Firstly, Novavax wound up reporting its fiscal third-quarter operating results toward the beginning of the month, and there were plenty of figures that encouraged long-term investors. Despite reporting a $44.6 million net loss for the third quarter, or $0.15 a share, this was $0.01 per share narrower than expected, and down considerably from the $66.3 million ($0.24 per share) it had lost in the year-ago period. Research and development costs tumbled 21%, while revenue surged 158% to $8.9 million under, which is derived from an existing $89 million grant. Since Novavax has no approved products, it relies on its cash on hand to keep the lights on. Smaller quarterly losses mean less in the way of cash burn, easing tensions a bit for skittish investors.

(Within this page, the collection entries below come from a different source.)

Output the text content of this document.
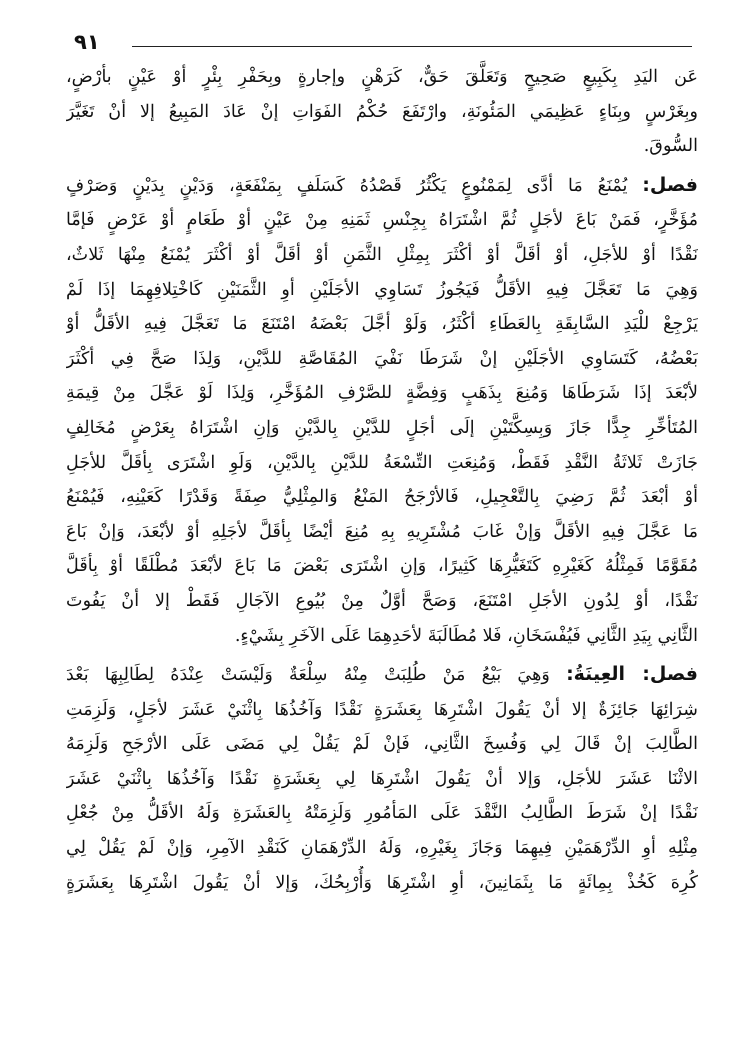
٩١
عَن اليَدِ بِكَبِيعٍ صَحِيحٍ وَتَعَلَّقَ حَقٌّ، كَرَهْنٍ وإجارةٍ وبِحَفْرِ بِئْرٍ أوْ عَيْنٍ بأرْضٍ،
وبِغَرْسٍ وبِنَاءٍ عَظِيمَي المَئُونَةِ، وارْتَفَعَ حُكْمُ الفَوَاتِ إنْ عَادَ المَبِيعُ إلا أنْ تَغَيَّرَ
السُّوقَ.
فصل: يُمْنَعُ مَا أدَّى لِمَمْنُوعٍ يَكْثُرُ قَصْدُهُ كَسَلَفٍ بِمَنْفَعَةٍ، وَدَيْنٍ بِدَيْنٍ وَصَرْفٍ
مُؤَخَّرٍ، فَمَنْ بَاعَ لأجَلٍ ثُمَّ اشْتَرَاهُ بِجِنْسِ ثَمَنِهِ مِنْ عَيْنٍ أوْ طَعَامٍ أوْ عَرْضٍ فَإمَّا
نَقْدًا أوْ للأجَلِ، أوْ أقَلَّ أوْ أكْثَرَ بِمِثْلِ الثَّمَنِ أوْ أقَلَّ أوْ أكْثَرَ يُمْنَعُ مِنْهَا ثَلاثٌ،
وَهِيَ مَا تَعَجَّلَ فِيهِ الأقَلُّ فَيَجُوزُ تَسَاوِي الأجَلَيْنِ أوِ الثَّمَنَيْنِ كَاخْتِلافِهِمَا إذَا لَمْ
يَرْجِعْ للْيَدِ السَّابِقَةِ بِالعَطَاءِ أكْثَرُ، وَلَوْ أجَّلَ بَعْضَهُ امْتَنَعَ مَا تَعَجَّلَ فِيهِ الأقَلُّ أوْ
بَعْضُهُ، كَتَسَاوِي الأجَلَيْنِ إنْ شَرَطَا نَفْيَ المُقَاصَّةِ للدَّيْنِ، وَلِذَا صَحَّ فِي أكْثَرَ
لأبْعَدَ إذَا شَرَطَاهَا وَمُنِعَ بِذَهَبٍ وَفِضَّةٍ للصَّرْفِ المُؤَخَّرِ، وَلِذَا لَوْ عَجَّلَ مِنْ قِيمَةِ
المُتَأخِّرِ جِدًّا جَازَ وَبِسِكَّتَيْنِ إلَى أجَلٍ للدَّيْنِ بِالدَّيْنِ وَإنِ اشْتَرَاهُ بِعَرْضٍ مُخَالِفٍ
جَازَتْ ثَلاثَةُ النَّقْدِ فَقَطْ، وَمُنِعَتِ التِّسْعَةُ للدَّيْنِ بِالدَّيْنِ، وَلَوِ اشْتَرَى بِأقَلَّ للأجَلِ
أوْ أبْعَدَ ثُمَّ رَضِيَ بِالتَّعْجِيلِ، فَالأرْجَحُ المَنْعُ وَالمِثْلِيُّ صِفَةً وَقَدْرًا كَعَيْنِهِ، فَيُمْنَعُ
مَا عَجَّلَ فِيهِ الأقَلَّ وَإنْ غَابَ مُشْتَرِيهِ بِهِ مُنِعَ أيْضًا بِأقَلَّ لأجَلِهِ أوْ لأبْعَدَ، وَإنْ بَاعَ
مُقَوَّمًا فَمِثْلُهُ كَغَيْرِهِ كَتَغَيُّرِهَا كَثِيرًا، وَإنِ اشْتَرَى بَعْضَ مَا بَاعَ لأبْعَدَ مُطْلَقًا أوْ بِأقَلَّ
نَقْدًا، أوْ لِدُونِ الأجَلِ امْتَنَعَ، وَصَحَّ أوَّلٌ مِنْ بُيُوعِ الآجَالِ فَقَطْ إلا أنْ يَفُوتَ
الثَّانِي بِيَدِ الثَّانِي فَيُفْسَخَانِ، فَلا مُطَالَبَةَ لأحَدِهِمَا عَلَى الآخَرِ بِشَيْءٍ.
فصل: العِينَةُ: وَهِيَ بَيْعُ مَنْ طُلِبَتْ مِنْهُ سِلْعَةٌ وَلَيْسَتْ عِنْدَهُ لِطَالِبِهَا بَعْدَ
شِرَائِهَا جَائِزَةٌ إلا أنْ يَقُولَ اشْتَرِهَا بِعَشَرَةٍ نَقْدًا وَآخُذُهَا بِاثْنَيْ عَشَرَ لأجَلٍ، وَلَزِمَتِ
الطَّالِبَ إنْ قَالَ لِي وَفُسِخَ الثَّانِي، فَإنْ لَمْ يَقُلْ لِي مَضَى عَلَى الأرْجَحِ وَلَزِمَهُ
الاثْنَا عَشَرَ للأجَلِ، وَإلا أنْ يَقُولَ اشْتَرِهَا لِي بِعَشَرَةٍ نَقْدًا وَآخُذُهَا بِاثْنَيْ عَشَرَ
نَقْدًا إنْ شَرَطَ الطَّالِبُ النَّقْدَ عَلَى المَأمُورِ وَلَزِمَتْهُ بِالعَشَرَةِ وَلَهُ الأقَلُّ مِنْ جُعْلِ
مِثْلِهِ أوِ الدِّرْهَمَيْنِ فِيهِمَا وَجَازَ بِغَيْرِهِ، وَلَهُ الدِّرْهَمَانِ كَنَقْدِ الآمِرِ، وَإنْ لَمْ يَقُلْ لِي
كُرِهَ كَخُذْ بِمِائَةٍ مَا بِثَمَانِينَ، أوِ اشْتَرِهَا وَأُرْبِحُكَ، وَإلا أنْ يَقُولَ اشْتَرِهَا بِعَشَرَةٍ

The other catalyst, which was touted in the company's third-quarter operating press release, but has been ongoing for some time, is the expectation of a topline readout in its phase 1/2 clinical trial involving NanoFlu before the end of the year. For those who may not recall, in August, Novavax announced that NanoFlu produced superior results in preclinical trials involving ferrets with regard to hemagglutinin antigen (HA) inhibition (HA is found on the surface of the flu virus) relative to Sanofi's (NYSE:SNY) Fluzone and Fluzone HD. As a reminder, Fluzone is the top-selling influenza vaccine by a mile. Therefore there's a lot of excitement that Novavax might have a winner on its hands.
However, we have been here before with Novavax, and it didn't end well. At one time the company's RSV F vaccine for respiratory syncytial virus (RSV) in older adults was expected to become the company's ticket to long-term profits. What it wound up doing was failing miserably in phase 3 clinical studies, cratering the stock's valuation. Though Novavax is once again proceeding with a new RSF V study in older patients, it's NanoFlu that has the full and undivided attention of investors.
If the company can successfully deliver topline data before the end of the year, and it's just as encouraging as it was in preclinical studies (ferrets have similar immune reactions to humans with regard to the flu), there's a decent chance that Novavax could begin enrolling for a pivotal-stage trial before the end of 2018. Remember, we're talking about a company that's relying on its cash on hand to keep the lights on, therefore a potentially accelerated approval timeline would be great news.
For the time being though, considering its history of failing to deliver, I'm in the wait-and-see camp.